Endotoxin-induced uveitis is partially inhibited by anti-IL-8 antibody treatment.

PURPOSE: To examine the potential therapeutic effect of a neutralizing anti-IL-8 monoclonal antibody in endotoxin-induced uveitis (EIU) in the rabbit. METHODS: An anti-IL-8 antibody (WS-4) was injected intravitreal 2 hours before, simultaneously with, or 6 hours after endotoxin challenge in rabbits. Eyes were examined for clinical signs of inflammation, and aqueous humor (AH) was sampled to study cellular infiltration and protein content. Leukocyte subset analysis was performed on Giemsa-stained AH cytospins. Histologic grading of inflammation was performed on hematoxylin-eosin-stained sagittal sections of enucleated eyes.

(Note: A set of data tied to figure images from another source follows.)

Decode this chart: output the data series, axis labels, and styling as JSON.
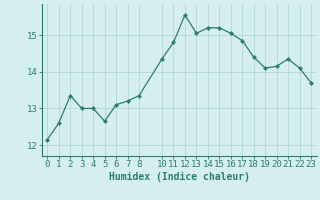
{
  "x": [
    0,
    1,
    2,
    3,
    4,
    5,
    6,
    7,
    8,
    10,
    11,
    12,
    13,
    14,
    15,
    16,
    17,
    18,
    19,
    20,
    21,
    22,
    23
  ],
  "y": [
    12.15,
    12.6,
    13.35,
    13.0,
    13.0,
    12.65,
    13.1,
    13.2,
    13.35,
    14.35,
    14.8,
    15.55,
    15.05,
    15.2,
    15.2,
    15.05,
    14.85,
    14.4,
    14.1,
    14.15,
    14.35,
    14.1,
    13.7
  ],
  "xlabel": "Humidex (Indice chaleur)",
  "xtick_positions": [
    0,
    1,
    2,
    3,
    4,
    5,
    6,
    7,
    8,
    10,
    11,
    12,
    13,
    14,
    15,
    16,
    17,
    18,
    19,
    20,
    21,
    22,
    23
  ],
  "xtick_labels": [
    "0",
    "1",
    "2",
    "3",
    "4",
    "5",
    "6",
    "7",
    "8",
    "10",
    "11",
    "12",
    "13",
    "14",
    "15",
    "16",
    "17",
    "18",
    "19",
    "20",
    "21",
    "22",
    "23"
  ],
  "yticks": [
    12,
    13,
    14,
    15
  ],
  "ylim": [
    11.7,
    15.85
  ],
  "xlim": [
    -0.5,
    23.5
  ],
  "line_color": "#2d7d6e",
  "marker_color": "#2d7d6e",
  "bg_color": "#d4efed",
  "grid_color": "#b2d8d4",
  "label_fontsize": 7,
  "tick_fontsize": 6.5,
  "xlabel_fontweight": "bold"
}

In separate experiments, animals received the anti-IL-8 antibody simultaneously with the endotoxin challenge, before repeated anterior chamber paracentesis was performed (at 6, 12, 24, 48, and 72 hours after injection) to estimate the kinetics and durability of changes in total cell count and protein concentration in AH. RESULTS: Anti-IL-8 therapy caused a decrease in the clinical and histologic grade of inflammation in EIU. The mean cell count in the AH at the peak of inflammation (24 hours) in eyes receiving endotoxin only was 6419+/-1165/microl (mean +/- SE) compared to 2546+/-573/microl in rabbits treated simultaneously with 250 microg of anti-IL-8 antibody (P < 0.05). The protein concentration in the AH was not significantly altered by anti-IL-8 treatment. Kinetic analysis of the leukocyte count in the AH demonstrated persistent inhibition of leukocyte accumulation (range, 60%-91% compared to control eyes) by the anti-IL-8 antibody administered simultaneously with endotoxin. This inhibition was sustained for up to 72 hours after injection. CONCLUSIONS: Anti-IL-8 antibody treatment partially blocks EIU in rabbits. A consistent decrease in the recruitment of polymorphonuclear leukocytes into the anterior chamber was obtained when neutralizing antibody was injected simultaneously with endotoxin. These findings suggest that IL-8 contributes to the chemotactic signal for the recruitment of leukocytes in EIU.